13 de jun. de 2011

Como escrever um cânone ou o valor estético da obra - Malagueta #14

por Marcia Barbieri

Todas as tardes no trabalho, enquanto eu tomo o meu café preto, me perco nas construções desarmoniosas, nas biqueiras, nas vielas, na arquitetura rústica dessa parte do mundo. A beleza caótica da periferia me fascina. Uma flanêur, com certeza seria dessa forma que João do Rio me classificaria dentro da alma encantadora das ruas.

Há vários meses percebo que existe uma igreja em fase de acabamento, ela parece esquecida, como se depois de tanto tempo preocupados com o alicerce ninguém mais soubesse que rumo dar a essa quase ruína contemporânea. As palavras dentro de alguns textos, às vezes, se assemelham muito com essas construções sagradas. Elas possuem forma, estrutura, peso; a tal da materialidade. No entanto, não passam de um esqueleto calcificado, desprovido da flexibilidade e do ornamento da carne. Gosto muito de uma das definições de Heidegger: “Para se ouvir um puro ruído temos que afastar das coisas e escutar, distanciar delas o nosso ouvido, ou seja, escutar abstratamente”[1]

Outro filósofo que expressa sua ira contra a linguagem sem alma é Cioran em História e utopia. Discutindo sobre a distinção da língua francesa, ele afirma sentir saudades do cheiro de frescor e de podridão, da mistura de sol e de bosta, da feiúra nostálgica, da soberba descompostura da sua língua natal.

Essa descompostura, esse frescor podre também é essencial na Literatura. Mas como encontrar o gemido da palavra, o ruído descrito por Heidegger, o sangue clamado por Cioran? A palavra que romperá a narrativa feito uma fratura exposta do fêmur e se fará discreta, lúcida, imortal.

É isso, imortal. Ah, como a morte me atormenta!!! Desconfio que se fosse eterna jamais escreveria, não ousaria tirar as letras do lamaçal em que se encontram: “Todas juntas e à minha disposição, aparentemente limpas, estão imundas e transformaram-se, tanto tempo, num amontoado de ciladas.”[2]. É como tirar os caranguejos do mangue e imaginar que ao chegar a casa eles ainda ajam como caranguejos.

Aparentemente não existe uma relação direta entre a morte, o cânone e o valor estético da obra de arte. Entretanto se pararmos e refletirmos um pouco perceberemos que a única coisa a impulsionar a vida é o medo da morte.
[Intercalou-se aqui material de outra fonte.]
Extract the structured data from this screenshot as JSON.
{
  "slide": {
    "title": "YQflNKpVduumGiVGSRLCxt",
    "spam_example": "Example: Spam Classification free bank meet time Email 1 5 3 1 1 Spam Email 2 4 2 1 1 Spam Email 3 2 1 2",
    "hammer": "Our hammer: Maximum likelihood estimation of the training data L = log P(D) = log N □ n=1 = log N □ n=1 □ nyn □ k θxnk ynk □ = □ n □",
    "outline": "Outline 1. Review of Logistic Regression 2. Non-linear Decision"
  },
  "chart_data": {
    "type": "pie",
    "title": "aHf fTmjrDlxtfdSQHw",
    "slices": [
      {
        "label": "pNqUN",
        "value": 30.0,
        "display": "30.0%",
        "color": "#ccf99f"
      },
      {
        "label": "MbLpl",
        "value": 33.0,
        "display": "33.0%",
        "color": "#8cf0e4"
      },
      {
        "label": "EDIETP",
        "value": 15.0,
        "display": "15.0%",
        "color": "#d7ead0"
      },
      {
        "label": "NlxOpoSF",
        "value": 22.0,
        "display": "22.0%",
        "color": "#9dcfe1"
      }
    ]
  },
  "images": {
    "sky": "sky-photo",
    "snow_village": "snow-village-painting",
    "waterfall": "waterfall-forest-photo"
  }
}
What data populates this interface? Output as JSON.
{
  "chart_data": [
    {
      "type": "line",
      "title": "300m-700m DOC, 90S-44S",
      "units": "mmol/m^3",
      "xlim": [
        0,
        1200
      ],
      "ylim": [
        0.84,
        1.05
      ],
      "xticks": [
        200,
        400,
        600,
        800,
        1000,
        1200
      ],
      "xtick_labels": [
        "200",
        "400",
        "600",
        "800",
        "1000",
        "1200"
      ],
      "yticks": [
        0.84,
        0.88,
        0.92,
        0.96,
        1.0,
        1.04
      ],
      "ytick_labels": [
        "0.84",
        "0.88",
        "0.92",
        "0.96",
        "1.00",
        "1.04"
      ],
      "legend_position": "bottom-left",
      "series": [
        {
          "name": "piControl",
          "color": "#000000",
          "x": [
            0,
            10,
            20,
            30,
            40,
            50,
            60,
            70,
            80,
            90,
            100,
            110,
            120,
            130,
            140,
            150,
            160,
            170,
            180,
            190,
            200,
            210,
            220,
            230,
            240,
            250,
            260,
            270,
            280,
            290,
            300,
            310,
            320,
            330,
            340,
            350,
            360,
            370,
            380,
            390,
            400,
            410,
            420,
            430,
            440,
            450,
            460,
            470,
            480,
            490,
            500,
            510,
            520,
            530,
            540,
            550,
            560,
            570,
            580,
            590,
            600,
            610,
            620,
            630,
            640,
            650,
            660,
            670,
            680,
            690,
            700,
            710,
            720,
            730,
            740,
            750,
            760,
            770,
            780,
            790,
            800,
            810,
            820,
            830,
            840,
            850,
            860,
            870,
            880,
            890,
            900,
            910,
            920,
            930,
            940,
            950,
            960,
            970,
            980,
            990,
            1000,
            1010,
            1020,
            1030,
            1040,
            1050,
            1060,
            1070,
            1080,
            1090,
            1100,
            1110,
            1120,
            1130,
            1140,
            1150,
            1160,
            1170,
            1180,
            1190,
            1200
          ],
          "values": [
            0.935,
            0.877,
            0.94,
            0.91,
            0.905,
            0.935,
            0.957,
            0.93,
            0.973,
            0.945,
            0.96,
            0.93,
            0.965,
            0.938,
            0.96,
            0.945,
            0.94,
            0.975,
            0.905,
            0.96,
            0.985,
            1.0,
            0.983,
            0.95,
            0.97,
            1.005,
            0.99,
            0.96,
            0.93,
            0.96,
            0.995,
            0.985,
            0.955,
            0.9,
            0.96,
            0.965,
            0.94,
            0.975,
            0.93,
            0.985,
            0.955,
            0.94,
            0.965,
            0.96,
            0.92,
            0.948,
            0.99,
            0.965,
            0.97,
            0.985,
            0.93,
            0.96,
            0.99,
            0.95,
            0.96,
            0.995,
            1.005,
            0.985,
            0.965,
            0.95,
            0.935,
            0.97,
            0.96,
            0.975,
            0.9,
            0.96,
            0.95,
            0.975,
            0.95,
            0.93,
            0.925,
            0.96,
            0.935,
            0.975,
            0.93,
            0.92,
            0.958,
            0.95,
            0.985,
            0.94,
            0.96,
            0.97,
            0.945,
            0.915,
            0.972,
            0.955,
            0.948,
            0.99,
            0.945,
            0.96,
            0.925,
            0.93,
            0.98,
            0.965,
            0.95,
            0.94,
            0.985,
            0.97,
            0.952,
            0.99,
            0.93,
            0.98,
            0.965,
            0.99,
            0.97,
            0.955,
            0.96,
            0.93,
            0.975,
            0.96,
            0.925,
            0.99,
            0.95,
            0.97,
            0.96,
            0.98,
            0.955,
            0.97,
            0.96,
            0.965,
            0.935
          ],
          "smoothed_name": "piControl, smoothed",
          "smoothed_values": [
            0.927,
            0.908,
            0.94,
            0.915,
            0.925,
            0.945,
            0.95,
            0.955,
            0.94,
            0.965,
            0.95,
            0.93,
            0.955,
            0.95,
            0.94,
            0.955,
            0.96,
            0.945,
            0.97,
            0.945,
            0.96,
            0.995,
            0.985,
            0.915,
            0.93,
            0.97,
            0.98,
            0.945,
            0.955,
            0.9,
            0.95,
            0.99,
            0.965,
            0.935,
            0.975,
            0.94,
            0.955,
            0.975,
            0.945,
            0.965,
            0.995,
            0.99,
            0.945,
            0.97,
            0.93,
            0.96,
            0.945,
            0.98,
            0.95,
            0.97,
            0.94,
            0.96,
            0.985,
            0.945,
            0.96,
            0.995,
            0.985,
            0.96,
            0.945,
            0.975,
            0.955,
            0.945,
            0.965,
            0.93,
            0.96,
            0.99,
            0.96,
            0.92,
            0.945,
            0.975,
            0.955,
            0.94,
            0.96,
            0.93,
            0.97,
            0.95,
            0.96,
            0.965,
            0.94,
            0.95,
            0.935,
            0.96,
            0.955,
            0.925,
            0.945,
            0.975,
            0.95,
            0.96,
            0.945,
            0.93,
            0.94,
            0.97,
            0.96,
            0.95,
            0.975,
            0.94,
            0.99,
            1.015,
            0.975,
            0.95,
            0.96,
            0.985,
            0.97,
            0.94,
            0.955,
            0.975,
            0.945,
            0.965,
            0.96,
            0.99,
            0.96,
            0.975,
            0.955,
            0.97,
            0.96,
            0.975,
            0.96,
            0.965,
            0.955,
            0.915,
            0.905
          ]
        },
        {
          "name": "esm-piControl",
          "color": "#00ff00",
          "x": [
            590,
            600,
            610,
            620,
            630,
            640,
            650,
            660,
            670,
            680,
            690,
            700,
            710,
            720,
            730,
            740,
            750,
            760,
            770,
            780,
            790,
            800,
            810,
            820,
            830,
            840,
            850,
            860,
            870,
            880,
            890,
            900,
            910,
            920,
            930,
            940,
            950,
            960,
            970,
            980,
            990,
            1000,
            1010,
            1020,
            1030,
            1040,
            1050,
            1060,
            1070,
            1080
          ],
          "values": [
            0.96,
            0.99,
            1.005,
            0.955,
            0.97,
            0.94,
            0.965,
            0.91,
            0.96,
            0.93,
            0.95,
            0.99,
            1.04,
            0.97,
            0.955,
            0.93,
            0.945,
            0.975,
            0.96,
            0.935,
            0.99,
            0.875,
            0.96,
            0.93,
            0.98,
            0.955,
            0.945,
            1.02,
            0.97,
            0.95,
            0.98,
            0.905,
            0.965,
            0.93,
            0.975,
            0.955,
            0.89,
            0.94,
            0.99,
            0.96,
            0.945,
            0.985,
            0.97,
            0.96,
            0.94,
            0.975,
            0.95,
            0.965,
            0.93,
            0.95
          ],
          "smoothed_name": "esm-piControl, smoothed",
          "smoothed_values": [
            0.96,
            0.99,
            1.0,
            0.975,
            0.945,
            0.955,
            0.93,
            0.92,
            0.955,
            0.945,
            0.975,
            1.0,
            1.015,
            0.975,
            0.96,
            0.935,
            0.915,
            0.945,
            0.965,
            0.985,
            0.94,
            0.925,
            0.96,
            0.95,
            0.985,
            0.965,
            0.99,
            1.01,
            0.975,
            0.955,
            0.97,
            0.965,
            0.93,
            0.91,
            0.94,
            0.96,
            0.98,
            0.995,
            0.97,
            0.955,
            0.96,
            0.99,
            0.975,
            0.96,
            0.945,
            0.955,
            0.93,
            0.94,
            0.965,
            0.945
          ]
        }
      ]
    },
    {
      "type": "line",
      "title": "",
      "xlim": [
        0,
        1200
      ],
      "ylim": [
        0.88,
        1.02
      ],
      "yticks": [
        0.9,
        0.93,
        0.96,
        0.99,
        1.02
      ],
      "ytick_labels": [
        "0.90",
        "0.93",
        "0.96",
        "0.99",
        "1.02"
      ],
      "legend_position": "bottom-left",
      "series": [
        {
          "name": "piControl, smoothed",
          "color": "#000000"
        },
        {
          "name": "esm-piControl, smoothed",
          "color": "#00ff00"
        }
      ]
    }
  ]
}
Não seria diferente dentro do mundo literário: “Um poema, romance ou peça adquire todas as perturbações humanas, incluindo o medo da mortalidade, que na arte da literatura se transforma na busca de ser canônico, de entrar na memória comunal ou da sociedade”.[3]

Escrevemos na intenção tola de nos perpetuarmos, alguns acreditam na ciência, na evolução dos nanos que trará a vida semi-eterna, e românticos como nós, escritores, cremos que seremos lidos pelas gerações futuras; enquanto nossos corpos se decompõem na cova, nossa ficção manterá nossos genes, nossos sonhos. O falo e o esperma contido na obra ficcional são nossos alentos.

Você com certeza deve estar se perguntando, você não daria dicas sobre como escrever uma obra canônica? E você tem toda razão, eu daria, porém percebi o tamanho da minha pretensão no meio do caminho. Posso apenas afirmar que como escritora defendo as metáforas, as imagens, a mistura sincera de gêneros, a vida encalacrada na ficção e a ficção não conseguindo se desvencilhar da vida. Segundo Heidegger ser-obra é instalar um mundo. Então, aí está um bom conselho: construa mundos. Também estou vasculhando à procura de universos. Talvez a minha literatura não permaneça. Contudo não abro mão das minhas convicções. Estou pouco ligando para os escritores, donos de verdades compradas, que defendem uma literatura jornalística, pseudossocial e que exigem narrativas enxutas e sem adjetivos. Para eles eu cito Cioran: “O próprio Deus só vive pelos adjetivos que acrescentamos a ele. Assim, o homem, qualificando sempre diferentemente a monotonia de sua infelicidade, só se justifica ante o espírito pela busca apaixonada de um adjetivo novo.”[4]

Outra coisa, se eu estiver errada não estarei aqui pra ver, é necessário um longo tempo para que a sociedade reconheça o valor estético de uma obra.

A intenção era ser um pouco mais ardida, mas a presença do nada e depois essa lua, esse conhaque, esse Drummond me botaram comovida pra diabo...



[1] HEIDEGGER, Martin. A origem da obra de arte.

[2] Torquato Neto

[3] BLOOM, Harold. O cânone ocidental.

[4] CIORAN, Emil. O breviário da decomposição.